My dad is a little nervous, since it’s been so long since he’s seen Mrs. Bogen. He says that the thing he remembers most about her was that she was the sweetest person. She always fed all of Ferguson’s friends at the Bogen house and it was good food. She didn’t just pull out Twinkies and Kool-Aid. It was always homemade cake and sandwiches. Ferguson is an only child, so his parents allowed a bunch of kids to invade their house. My dad really liked Ferguson’s dad. He was this guy who smoked a pipe which created a cloud of cherry flavored tobacco. That smell is something that my dad has never forgotten. Mr. Bogen would be sitting behind this desk with books and papers everywhere, and he would pull pranks on the kids that came over. When you first met him, you thought he was this weird adult that you just wanted to get away from. After you got to know him, there was something about him you liked.
He never treated you like a moron kid. He would give you respect and kept asking mature questions. Then, when he was done gathering your thoughts, he would offer good advice. That’s where Ferguson got a lot of his ideas from. When other kid’s dads were driving big American cars and station wagons, Mr. Bogen had an English convertible. It was the first convertible my dad got to drive in.
We arrive at her house and I pull out a little note that I keep in my wallet; just a little something written by Ferguson. I tell my dad to wait a second as I read it to him.

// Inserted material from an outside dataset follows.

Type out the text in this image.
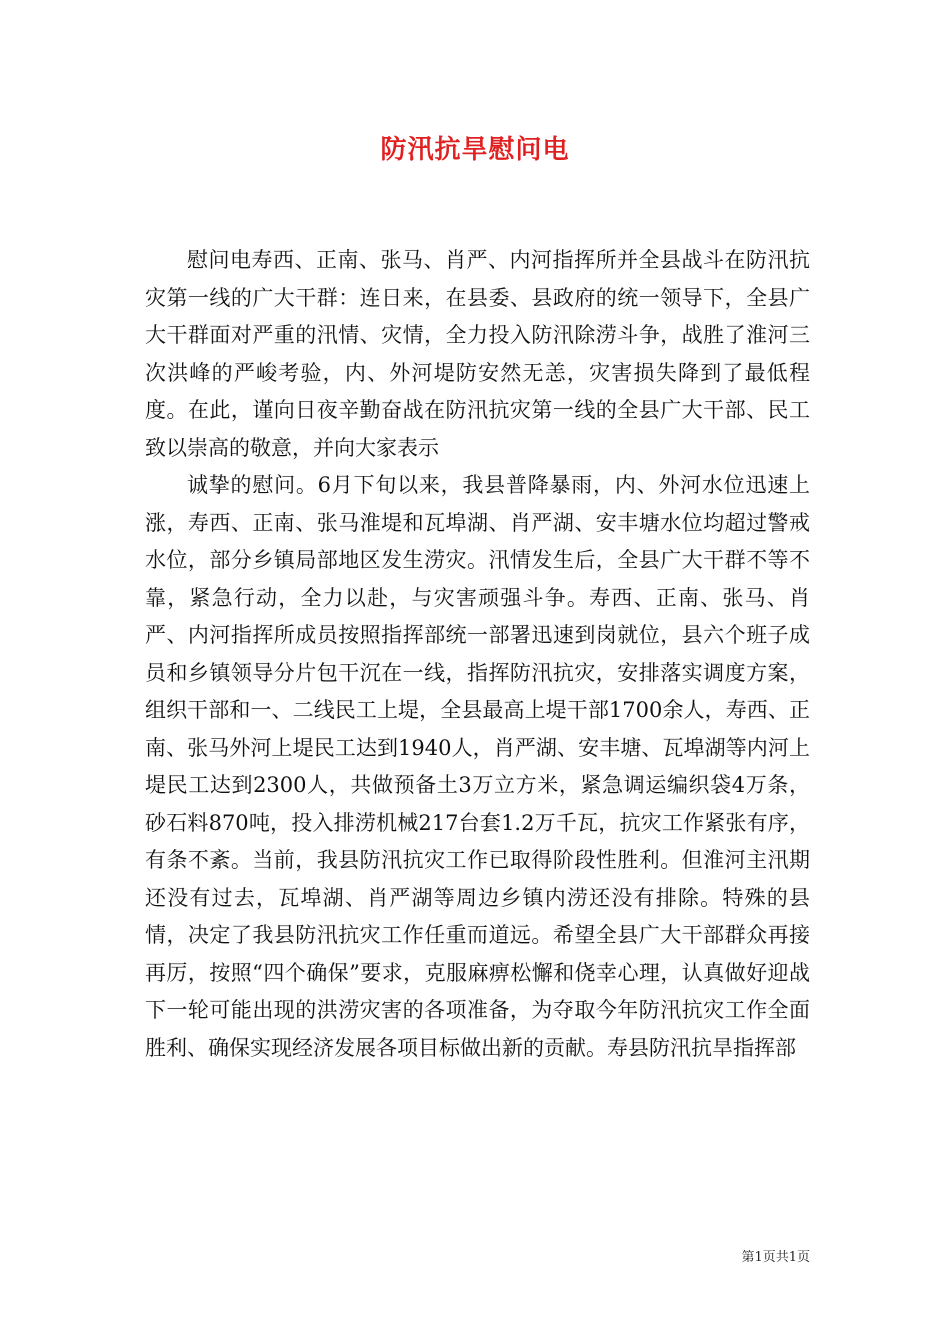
防汛抗旱慰问电

慰问电寿西、正南、张马、肖严、内河指挥所并全县战斗在防汛抗灾第一线的广大干群：连日来，在县委、县政府的统一领导下，全县广大干群面对严重的汛情、灾情，全力投入防汛除涝斗争，战胜了淮河三次洪峰的严峻考验，内、外河堤防安然无恙，灾害损失降到了最低程度。在此，谨向日夜辛勤奋战在防汛抗灾第一线的全县广大干部、民工致以崇高的敬意，并向大家表示

诚挚的慰问。6月下旬以来，我县普降暴雨，内、外河水位迅速上涨，寿西、正南、张马淮堤和瓦埠湖、肖严湖、安丰塘水位均超过警戒水位，部分乡镇局部地区发生涝灾。汛情发生后，全县广大干群不等不靠，紧急行动，全力以赴，与灾害顽强斗争。寿西、正南、张马、肖严、内河指挥所成员按照指挥部统一部署迅速到岗就位，县六个班子成员和乡镇领导分片包干沉在一线，指挥防汛抗灾，安排落实调度方案，组织干部和一、二线民工上堤，全县最高上堤干部1700余人，寿西、正南、张马外河上堤民工达到1940人，肖严湖、安丰塘、瓦埠湖等内河上堤民工达到2300人，共做预备土3万立方米，紧急调运编织袋4万条，砂石料870吨，投入排涝机械217台套1.2万千瓦，抗灾工作紧张有序，有条不紊。当前，我县防汛抗灾工作已取得阶段性胜利。但淮河主汛期还没有过去，瓦埠湖、肖严湖等周边乡镇内涝还没有排除。特殊的县情，决定了我县防汛抗灾工作任重而道远。希望全县广大干部群众再接再厉，按照“四个确保”要求，克服麻痹松懈和侥幸心理，认真做好迎战下一轮可能出现的洪涝灾害的各项准备，为夺取今年防汛抗灾工作全面胜利、确保实现经济发展各项目标做出新的贡献。寿县防汛抗旱指挥部

第1页共1页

“Never give up - I have given up many times and what did it get me? About a dollar short of actual finishing something. I have been working at being a ‘finisher,’ not a quitter. A quitter is an awful thing to be known for. I would get bored, or frustrated, and walk away from many things. Each time I got an ‘F’ on something like a book report or science project it’s because I walked away and I gave up. You should always strive to do better the next time. We can’t all be ‘A’ students consistently. But, if you give up, you’re an automatic failure.

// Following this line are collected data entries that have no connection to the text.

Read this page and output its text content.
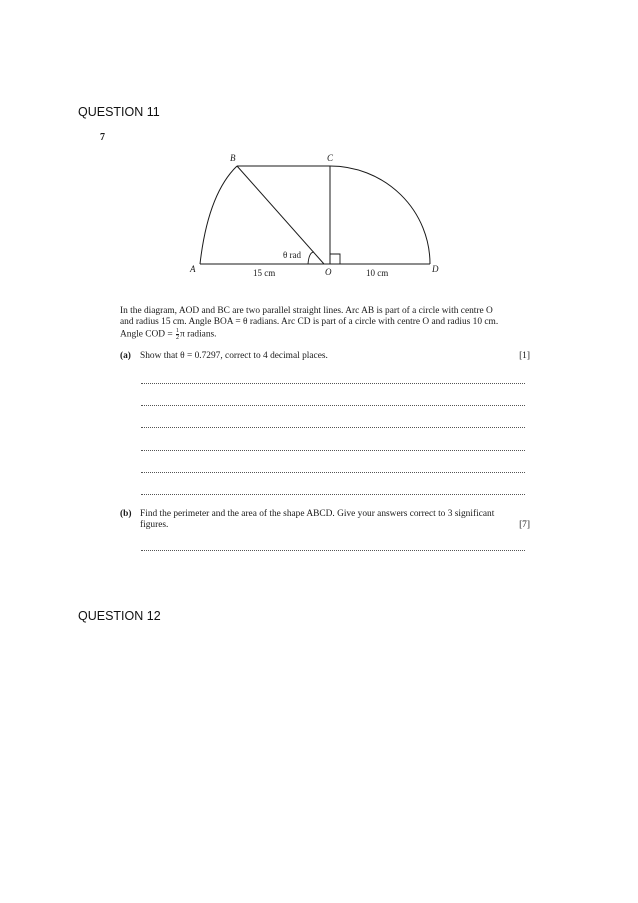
QUESTION 11
7
B	C
A	O	D
θ rad
15 cm	10 cm
In the diagram, AOD and BC are two parallel straight lines. Arc AB is part of a circle with centre O
and radius 15 cm. Angle BOA = θ radians. Arc CD is part of a circle with centre O and radius 10 cm.
Angle COD = $\frac{1}{2}$ π radians.
(a) Show that θ = 0.7297, correct to 4 decimal places.	[1]
(b) Find the perimeter and the area of the shape ABCD. Give your answers correct to 3 significant
figures.	[7]
QUESTION 12
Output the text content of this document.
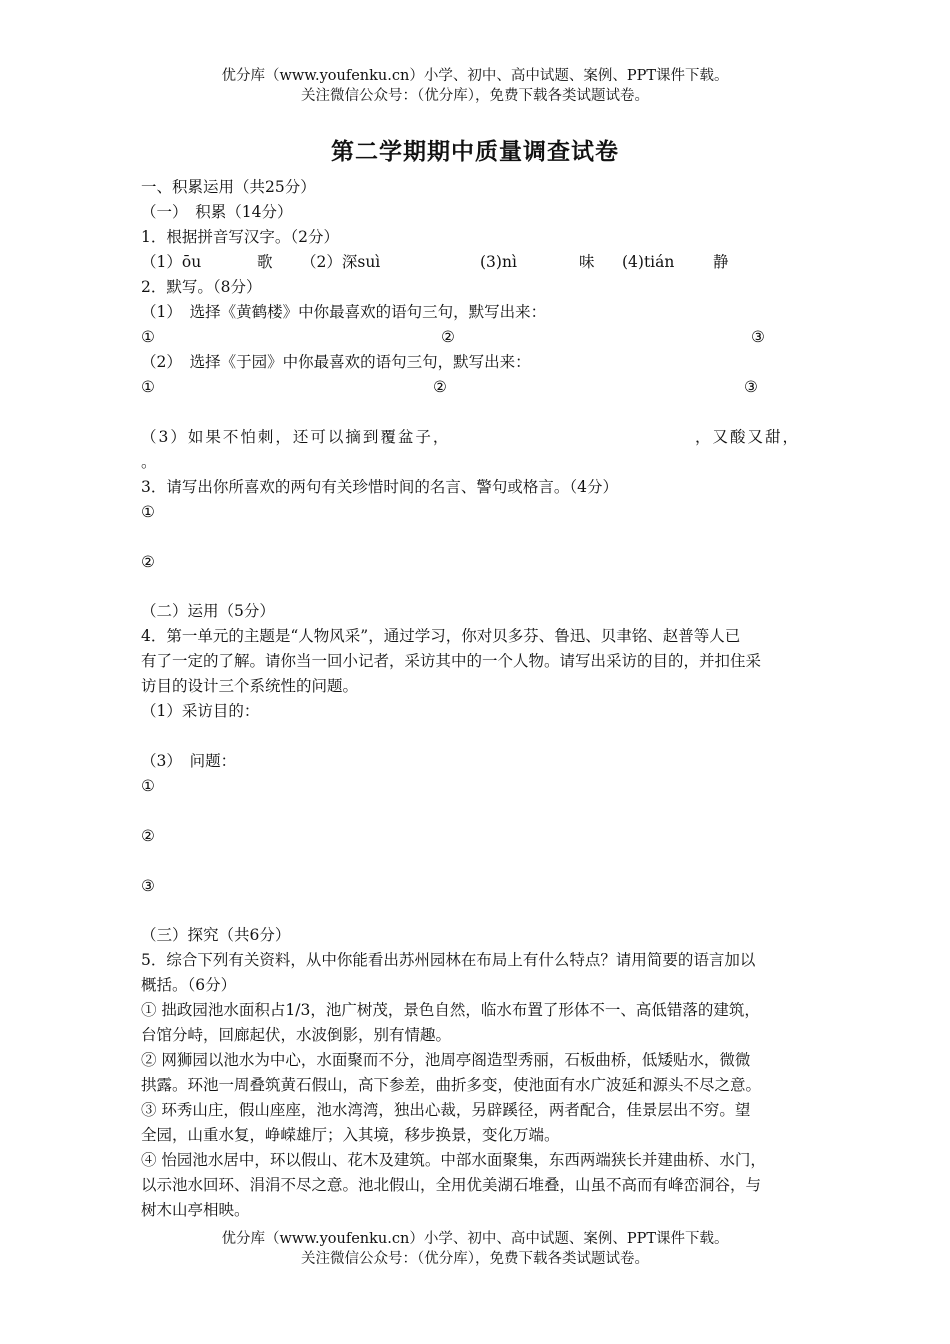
优分库（www.youfenku.cn）小学、初中、高中试题、案例、PPT课件下载。
关注微信公众号：（优分库），免费下载各类试题试卷。
第二学期期中质量调查试卷
一、积累运用（共25分）
（一）　积累（14分）
1．根据拼音写汉字。（2分）
（1）ōu	歌 （2）深suì	(3)nì	味 (4)tián 静
2．默写。（8分）
（1）　选择《黄鹤楼》中你最喜欢的语句三句，默写出来：
①	②	③
（2）　选择《于园》中你最喜欢的语句三句，默写出来：
①	②	③
（3）如果不怕刺，还可以摘到覆盆子，	，又酸又甜，
。
3．请写出你所喜欢的两句有关珍惜时间的名言、警句或格言。（4分）
①
②
（二）运用（5分）
4．第一单元的主题是“人物风采”，通过学习，你对贝多芬、鲁迅、贝聿铭、赵普等人已
有了一定的了解。请你当一回小记者，采访其中的一个人物。请写出采访的目的，并扣住采
访目的设计三个系统性的问题。
（1）采访目的：
（3）　问题：
①
②
③
（三）探究（共6分）
5．综合下列有关资料，从中你能看出苏州园林在布局上有什么特点？请用简要的语言加以
概括。（6分）
① 拙政园池水面积占1/3，池广树茂，景色自然，临水布置了形体不一、高低错落的建筑，
台馆分峙，回廊起伏，水波倒影，别有情趣。
② 网狮园以池水为中心，水面聚而不分，池周亭阁造型秀丽，石板曲桥，低矮贴水，微微
拱露。环池一周叠筑黄石假山，高下参差，曲折多变，使池面有水广波延和源头不尽之意。
③ 环秀山庄，假山座座，池水湾湾，独出心裁，另辟蹊径，两者配合，佳景层出不穷。望
全园，山重水复，峥嵘雄厅；入其境，移步换景，变化万端。
④ 怡园池水居中，环以假山、花木及建筑。中部水面聚集，东西两端狭长并建曲桥、水门，
以示池水回环、涓涓不尽之意。池北假山，全用优美湖石堆叠，山虽不高而有峰峦洞谷，与
树木山亭相映。
优分库（www.youfenku.cn）小学、初中、高中试题、案例、PPT课件下载。
关注微信公众号：（优分库），免费下载各类试题试卷。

After I read this passage to my dad, it looks like he has tears swelling in his eyes. I’m not sure if they are happy or sad tears. Why would he cry over this? I haven’t seen my dad cry very much in my lifetime. It’s usually when somebody in the family has died. Then there is the time he cried watching a movie about a dog, Marley and Me. It was about a couple who had a dog for fifteen years. When the dog finally died in the arms of his owner, my dad lost it and had to leave the room.
“All right Fergus, let’s do this,” I proclaim to myself as I walk to the front door.